Путники безмолвны, однако их приметили. За долиной, круто уходящей к скалам и невысоким утесам, стоит хриплый зловещий гвалт недовольных вторжением в их владения. Кричит встревоженное воронье. В те времена ворон еще не превратился в нынешнего редкого одиночку; обширные колонии этих птиц обитали в уединенных предместьях и даже во многих городах. До черных крапин, беспокойно кружащих в небе, не меньше мили, но их враждебная сторожкость несет в себе дурное предзнаменование. Во многом столь разные, все путники знакомы с репутацией птиц, а потому втайне страшатся их гортанных криков.
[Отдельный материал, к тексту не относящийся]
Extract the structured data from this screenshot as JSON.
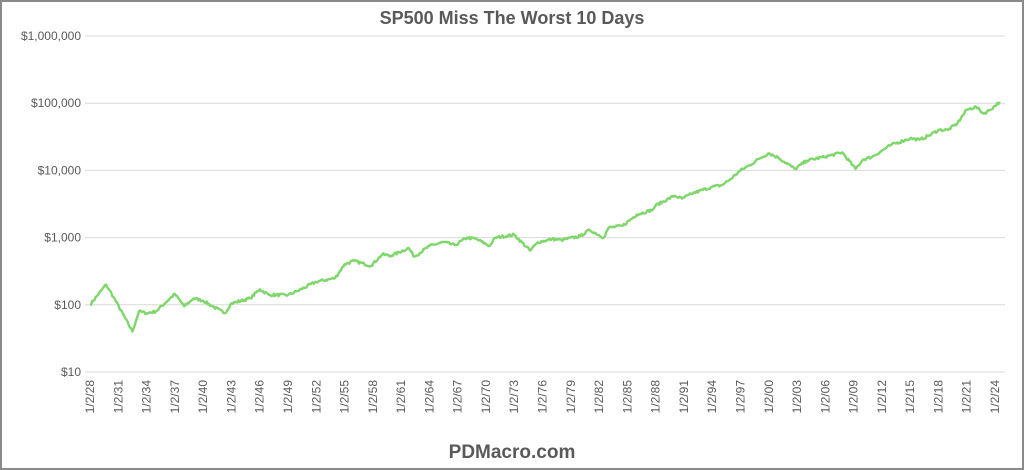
{
  "chart_data": {
    "type": "line",
    "title": "SP500 Miss The Worst 10 Days",
    "footer": "PDMacro.com",
    "xlabel": "",
    "ylabel": "",
    "yscale": "log",
    "ylim": [
      10,
      1000000
    ],
    "y_ticks": [
      "$10",
      "$100",
      "$1,000",
      "$10,000",
      "$100,000",
      "$1,000,000"
    ],
    "y_tick_values": [
      10,
      100,
      1000,
      10000,
      100000,
      1000000
    ],
    "x_ticks": [
      "1/2/28",
      "1/2/31",
      "1/2/34",
      "1/2/37",
      "1/2/40",
      "1/2/43",
      "1/2/46",
      "1/2/49",
      "1/2/52",
      "1/2/55",
      "1/2/58",
      "1/2/61",
      "1/2/64",
      "1/2/67",
      "1/2/70",
      "1/2/73",
      "1/2/76",
      "1/2/79",
      "1/2/82",
      "1/2/85",
      "1/2/88",
      "1/2/91",
      "1/2/94",
      "1/2/97",
      "1/2/00",
      "1/2/03",
      "1/2/06",
      "1/2/09",
      "1/2/12",
      "1/2/15",
      "1/2/18",
      "1/2/21",
      "1/2/24"
    ],
    "xlim": [
      1928,
      2024.5
    ],
    "grid": true,
    "legend": "none",
    "color": "#7fd66b",
    "series": [
      {
        "name": "SP500 Miss The Worst 10 Days",
        "x": [
          1928,
          1929.7,
          1930.5,
          1932.5,
          1933.2,
          1934,
          1935,
          1937,
          1938,
          1939,
          1940,
          1941,
          1942.3,
          1943,
          1945,
          1946,
          1947,
          1949,
          1950,
          1952,
          1954,
          1955,
          1956,
          1957.8,
          1959,
          1960,
          1961.8,
          1962.4,
          1964,
          1965.5,
          1966.7,
          1968,
          1969,
          1970.4,
          1971,
          1973,
          1974.7,
          1975.5,
          1977,
          1978,
          1980,
          1981,
          1982.5,
          1983,
          1984.5,
          1986,
          1987.7,
          1988,
          1990,
          1990.8,
          1992,
          1994,
          1995,
          1996,
          1997,
          1998,
          1999,
          2000,
          2001,
          2002.8,
          2004,
          2006,
          2007.8,
          2009.2,
          2010,
          2011,
          2013,
          2015,
          2016,
          2017,
          2018,
          2019,
          2020,
          2021,
          2022,
          2022.8,
          2023.5,
          2024.5
        ],
        "values": [
          100,
          200,
          130,
          40,
          80,
          75,
          80,
          145,
          95,
          125,
          115,
          95,
          75,
          105,
          125,
          170,
          140,
          140,
          160,
          220,
          250,
          400,
          450,
          380,
          560,
          540,
          700,
          520,
          750,
          860,
          770,
          1000,
          950,
          750,
          1000,
          1100,
          640,
          850,
          950,
          920,
          1050,
          1300,
          1000,
          1400,
          1500,
          2200,
          2600,
          3000,
          4200,
          3800,
          4600,
          5700,
          6000,
          7500,
          10000,
          12000,
          15000,
          18000,
          15500,
          10500,
          14000,
          16000,
          18500,
          10500,
          14500,
          16000,
          24000,
          30000,
          28500,
          33000,
          40000,
          40000,
          50000,
          80000,
          88000,
          70000,
          80000,
          105000
        ]
      }
    ]
  }
}
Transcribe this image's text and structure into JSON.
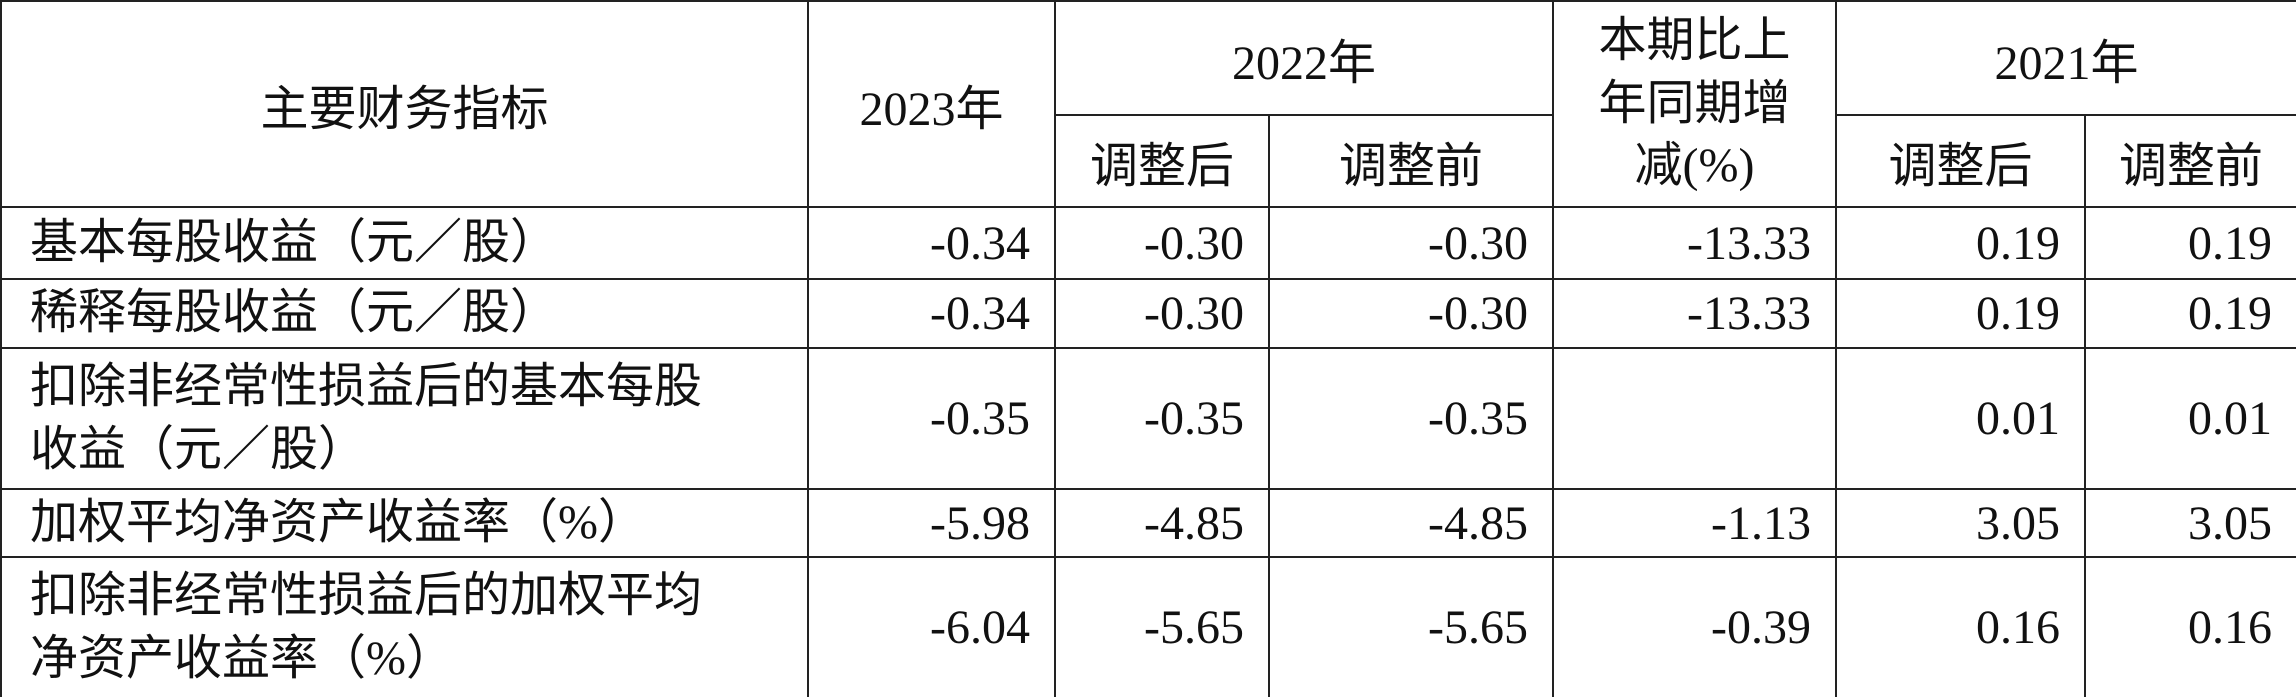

Можно подумать, два первых конника и тот, что с женщиной, по виду скромный ремесленник, встретились случайно и держатся вместе лишь оттого, что так безопаснее в здешних пустынных местах. Причиной их решения не одни вороны, о чем свидетельствует экипировка головного всадника. Из-под полы его редингота выглядывает кончик шпажных ножен, а другая пола эдак топорщится, делая вполне законной догадку о пистоле в седельной кобуре. У ремесленника тоже наготове пистоль с латунной рукояткой, а из багажной сетки на спине унылой вьючной лошади торчит длинноствольный мушкет. Лишь второй всадник, что постарше, безоружен. Исключительная редкость для тех времен. Но если путники встретились случайно, джентльмены непременно вступили бы в беседу и ехали рядком, что позволяет ширина тропы. Однако оба не проронили ни слова, как и пара, следующая за ними. Похоже, каждый углублен в себя.
Но вот тропа наискось сбегает к леску в долине. Примерно через милю деревья уступают место лугам другой долины, затянутой печным дымком из еле видной горстки домов, над которыми высится статная колокольня. На западе невидимые прорехи в облаках чуть наливаются янтарным светом. Иные путники радостно вздохнули бы и обменялись репликами, но в наших сия метаморфоза не находит отклика.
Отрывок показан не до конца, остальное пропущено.